Marie still held her weapon, although it looked like it too had been cleaned.
Knox noticed Syd’s eyes drift to it. “She hasn’t put that thing down except to let Gordis show her how to clean the barrels. Said she’s vowed to protect you with her life and she’s not about to stop now.”
Marie blushed. Syd smiled. “Thanks,” he said.
“You’re looking much better, by the way,” Knox told him.
“You too,” Syd said and his voice came out smooth and clear. They’d even fixed his throat. He couldn’t recall ever having medical care like this in his life. He found himself wondering what it would cost him—an old habit—when he remembered why they’d treat him this way. He had something the Rebooters wanted. The weight of the memory settled down on him. Everything costs.

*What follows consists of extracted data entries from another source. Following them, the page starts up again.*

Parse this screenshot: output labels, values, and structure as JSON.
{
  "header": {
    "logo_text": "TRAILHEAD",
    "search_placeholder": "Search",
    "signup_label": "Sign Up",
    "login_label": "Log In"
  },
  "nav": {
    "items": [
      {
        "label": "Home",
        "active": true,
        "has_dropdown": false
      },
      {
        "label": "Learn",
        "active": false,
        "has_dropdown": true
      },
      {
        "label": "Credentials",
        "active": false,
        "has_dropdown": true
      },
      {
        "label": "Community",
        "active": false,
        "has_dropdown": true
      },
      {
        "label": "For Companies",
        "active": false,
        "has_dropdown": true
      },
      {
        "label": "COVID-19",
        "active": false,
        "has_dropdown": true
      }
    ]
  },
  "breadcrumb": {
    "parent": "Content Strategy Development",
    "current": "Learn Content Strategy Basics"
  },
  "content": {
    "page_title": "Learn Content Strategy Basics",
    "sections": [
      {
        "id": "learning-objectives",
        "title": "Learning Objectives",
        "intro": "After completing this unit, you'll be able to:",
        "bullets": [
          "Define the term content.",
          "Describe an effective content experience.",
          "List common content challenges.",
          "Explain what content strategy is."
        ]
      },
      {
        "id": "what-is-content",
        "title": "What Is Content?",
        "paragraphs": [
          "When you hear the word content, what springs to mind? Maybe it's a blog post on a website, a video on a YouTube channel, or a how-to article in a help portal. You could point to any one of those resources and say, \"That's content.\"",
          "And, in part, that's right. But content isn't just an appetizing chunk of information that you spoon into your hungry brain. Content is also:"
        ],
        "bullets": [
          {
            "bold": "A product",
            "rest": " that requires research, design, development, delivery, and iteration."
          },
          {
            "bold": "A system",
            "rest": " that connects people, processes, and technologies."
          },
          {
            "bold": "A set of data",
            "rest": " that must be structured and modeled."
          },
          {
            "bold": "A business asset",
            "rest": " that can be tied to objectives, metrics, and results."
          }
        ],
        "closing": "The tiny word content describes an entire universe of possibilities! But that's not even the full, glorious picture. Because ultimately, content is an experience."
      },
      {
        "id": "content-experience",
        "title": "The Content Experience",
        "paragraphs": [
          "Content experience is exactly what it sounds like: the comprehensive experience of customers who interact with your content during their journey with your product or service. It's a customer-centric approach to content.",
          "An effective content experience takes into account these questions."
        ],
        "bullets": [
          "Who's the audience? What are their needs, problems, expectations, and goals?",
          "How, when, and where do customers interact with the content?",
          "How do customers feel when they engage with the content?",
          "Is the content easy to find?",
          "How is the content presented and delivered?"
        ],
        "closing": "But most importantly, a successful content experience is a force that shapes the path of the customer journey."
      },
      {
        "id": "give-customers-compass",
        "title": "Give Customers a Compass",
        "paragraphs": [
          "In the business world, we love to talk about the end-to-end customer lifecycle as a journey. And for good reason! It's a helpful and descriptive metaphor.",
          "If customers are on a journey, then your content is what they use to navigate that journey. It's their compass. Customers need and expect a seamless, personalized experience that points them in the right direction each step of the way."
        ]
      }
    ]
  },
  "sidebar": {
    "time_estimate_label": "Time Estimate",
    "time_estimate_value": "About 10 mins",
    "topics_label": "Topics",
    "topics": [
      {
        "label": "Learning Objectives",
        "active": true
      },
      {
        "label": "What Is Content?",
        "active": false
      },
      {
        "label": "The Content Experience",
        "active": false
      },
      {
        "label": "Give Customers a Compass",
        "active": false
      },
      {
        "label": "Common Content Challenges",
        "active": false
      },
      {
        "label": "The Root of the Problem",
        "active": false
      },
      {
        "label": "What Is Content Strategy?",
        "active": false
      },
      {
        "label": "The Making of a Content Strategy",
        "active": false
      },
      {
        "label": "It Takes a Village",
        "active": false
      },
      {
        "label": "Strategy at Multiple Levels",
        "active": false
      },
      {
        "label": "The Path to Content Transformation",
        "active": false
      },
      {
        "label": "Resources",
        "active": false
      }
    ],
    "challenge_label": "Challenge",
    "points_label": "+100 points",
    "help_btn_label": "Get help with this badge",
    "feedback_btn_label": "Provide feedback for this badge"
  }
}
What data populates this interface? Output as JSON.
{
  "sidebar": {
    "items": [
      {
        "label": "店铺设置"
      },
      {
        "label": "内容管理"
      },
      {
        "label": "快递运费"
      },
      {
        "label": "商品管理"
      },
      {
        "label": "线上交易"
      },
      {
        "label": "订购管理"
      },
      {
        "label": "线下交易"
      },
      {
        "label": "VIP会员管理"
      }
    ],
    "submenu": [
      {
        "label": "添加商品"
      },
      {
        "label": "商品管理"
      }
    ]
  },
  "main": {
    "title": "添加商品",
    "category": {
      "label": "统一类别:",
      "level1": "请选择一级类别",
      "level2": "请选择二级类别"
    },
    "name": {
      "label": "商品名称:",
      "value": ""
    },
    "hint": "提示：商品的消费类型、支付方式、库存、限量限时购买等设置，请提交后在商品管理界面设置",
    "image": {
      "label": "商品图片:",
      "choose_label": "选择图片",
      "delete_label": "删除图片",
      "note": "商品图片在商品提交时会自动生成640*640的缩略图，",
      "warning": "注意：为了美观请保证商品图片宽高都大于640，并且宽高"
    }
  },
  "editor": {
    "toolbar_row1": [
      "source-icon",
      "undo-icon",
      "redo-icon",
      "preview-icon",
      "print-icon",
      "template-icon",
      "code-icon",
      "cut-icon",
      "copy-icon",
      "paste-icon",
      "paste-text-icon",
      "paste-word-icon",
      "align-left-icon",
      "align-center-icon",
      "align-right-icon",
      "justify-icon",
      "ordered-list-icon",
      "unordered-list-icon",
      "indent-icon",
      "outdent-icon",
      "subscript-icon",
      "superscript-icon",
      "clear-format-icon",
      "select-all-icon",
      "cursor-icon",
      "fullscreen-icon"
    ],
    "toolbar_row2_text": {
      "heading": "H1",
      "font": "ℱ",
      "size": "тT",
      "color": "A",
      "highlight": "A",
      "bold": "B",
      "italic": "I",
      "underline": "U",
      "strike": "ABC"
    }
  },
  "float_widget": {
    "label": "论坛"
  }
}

“There’s someone else here to see you,” Marie said. She didn’t want to overwhelm Syd just when he’d woken up. She wasn’t sure how fragile he would be, but he looked well and he looked eager, so she went to the door and opened it.
Mr. Baram came in on a crutch, his face cracked in a smile so wide that his beard almost parted.
“Ah, boychik!” the old man cried. “You’ve ridden a rough road, but you made it here at last. I knew Gordis would find you. He’s a good man, that one.”
“You’re—here?” Syd muttered.
“I am here, Sydney, yes,” Mr. Baram said, nodding. “Your powers of observation are as sharp as ever.”